Your car’s AC system is designed to keep you cool and comfortable when temperatures rise. It’s designed to operate quietly and unobtrusively, so there should be little to no noise from an air conditioning system that’s in good working order. However, if you hear a rattle when you turn the air conditioning on, it could be any number of different problems.

While your air conditioner is technically a separate system, it’s tied to the rest of the engine by the serpentine belt. The serpentine belt is what’s responsible for turning the pulley at the AC compressor, and pressurizing the refrigerant lines.
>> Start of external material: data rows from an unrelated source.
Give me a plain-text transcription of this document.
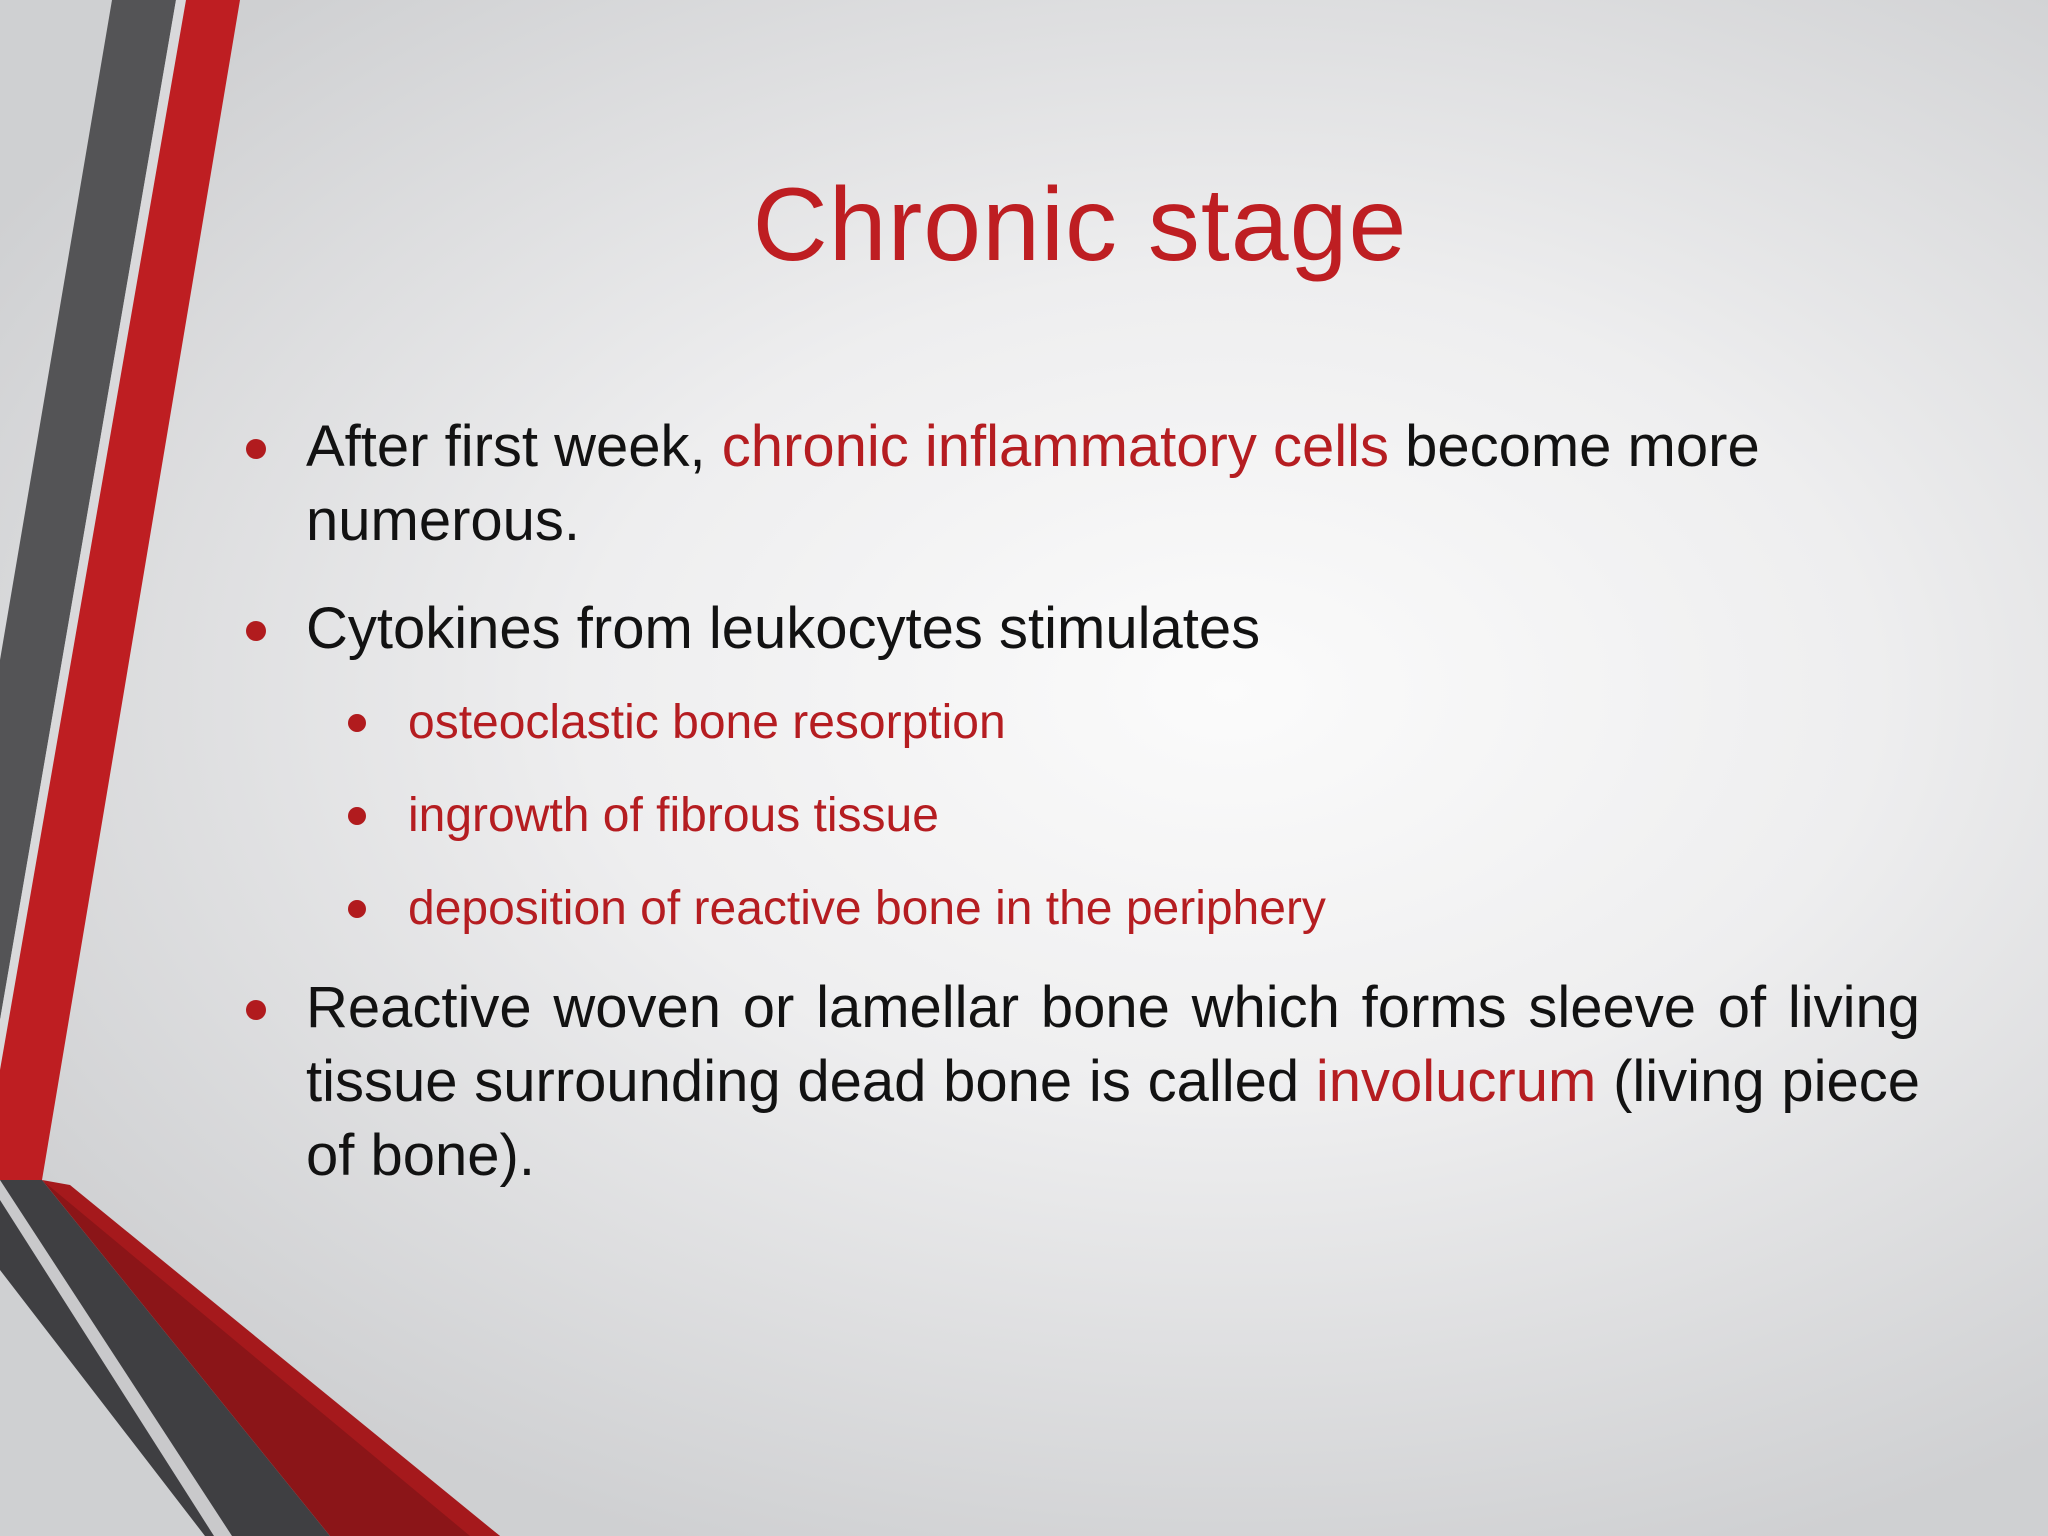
Chronic stage
After first week, chronic inflammatory cells become more numerous.
Cytokines from leukocytes stimulates
osteoclastic bone resorption
ingrowth of fibrous tissue
deposition of reactive bone in the periphery
Reactive woven or lamellar bone which forms sleeve of living tissue surrounding dead bone is called involucrum (living piece of bone).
The compressor engages/disengages by an electromagnetic clutch.

If you turn on the AC and immediately hear a rattling noise, there are a few potential causes:
  • Compressor: If your AC compressor is beginning to fail, it can make a rattling noise.
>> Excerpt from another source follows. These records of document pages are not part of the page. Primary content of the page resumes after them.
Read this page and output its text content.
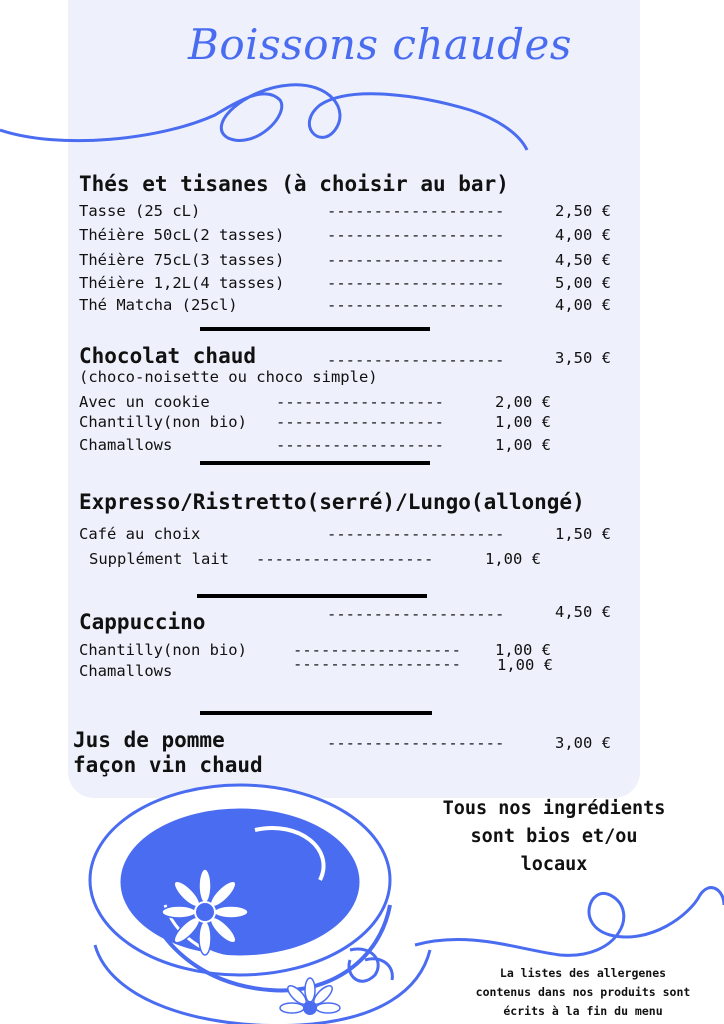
Boissons chaudes
Thés et tisanes (à choisir au bar)
Tasse (25 cL)	-------------------	2,50 €
Théière 50cL(2 tasses)	-------------------	4,00 €
Théière 75cL(3 tasses)	-------------------	4,50 €
Théière 1,2L(4 tasses)	-------------------	5,00 €
Thé Matcha (25cl)	-------------------	4,00 €
Chocolat chaud	-------------------	3,50 €
(choco-noisette ou choco simple)
Avec un cookie	------------------	2,00 €
Chantilly(non bio) ------------------	1,00 €
Chamallows	------------------	1,00 €
Expresso/Ristretto(serré)/Lungo(allongé)
Café au choix	-------------------	1,50 €
Supplément lait -------------------	1,00 €
Cappuccino	-------------------	4,50 €
Chantilly(non bio)	------------------ 1,00 €
Chamallows	------------------ 1,00 €
Jus de pomme
façon vin chaud
-------------------	3,00 €
Tous nos ingrédients
sont bios et/ou
locaux
La listes des allergenes
contenus dans nos produits sont
écrits à la fin du menu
  • Pulley: If the compressor pulley bearings are failing, they can make noises, generally a grinding, roaring or squealing noise.
  • Belt: If the serpentine belt is worn, it can slip when the compressor engages, causing noises.
  • Idler Pulley: It’s possible that the noise is actually from the idler pulley if its bearings are failing. The noise would start when the compressor engages due to the increased load on the engine.
  • Compressor Clutch: The compressor clutch is a high-wear item, and if it’s worn out, it can create a rattle during operation. Some vehicles can have only the clutch replaced, but some require replacement of both the clutch and compressor.
There are many other potential sources of the noise as well. When the AC turns on, it puts the entire engine under a heavier load. This increased load can cause rattles from things like the power steering pump pulley, loose parts (even a loose hood prop rod can rattle under the additional vibrations created by operating your air conditioner).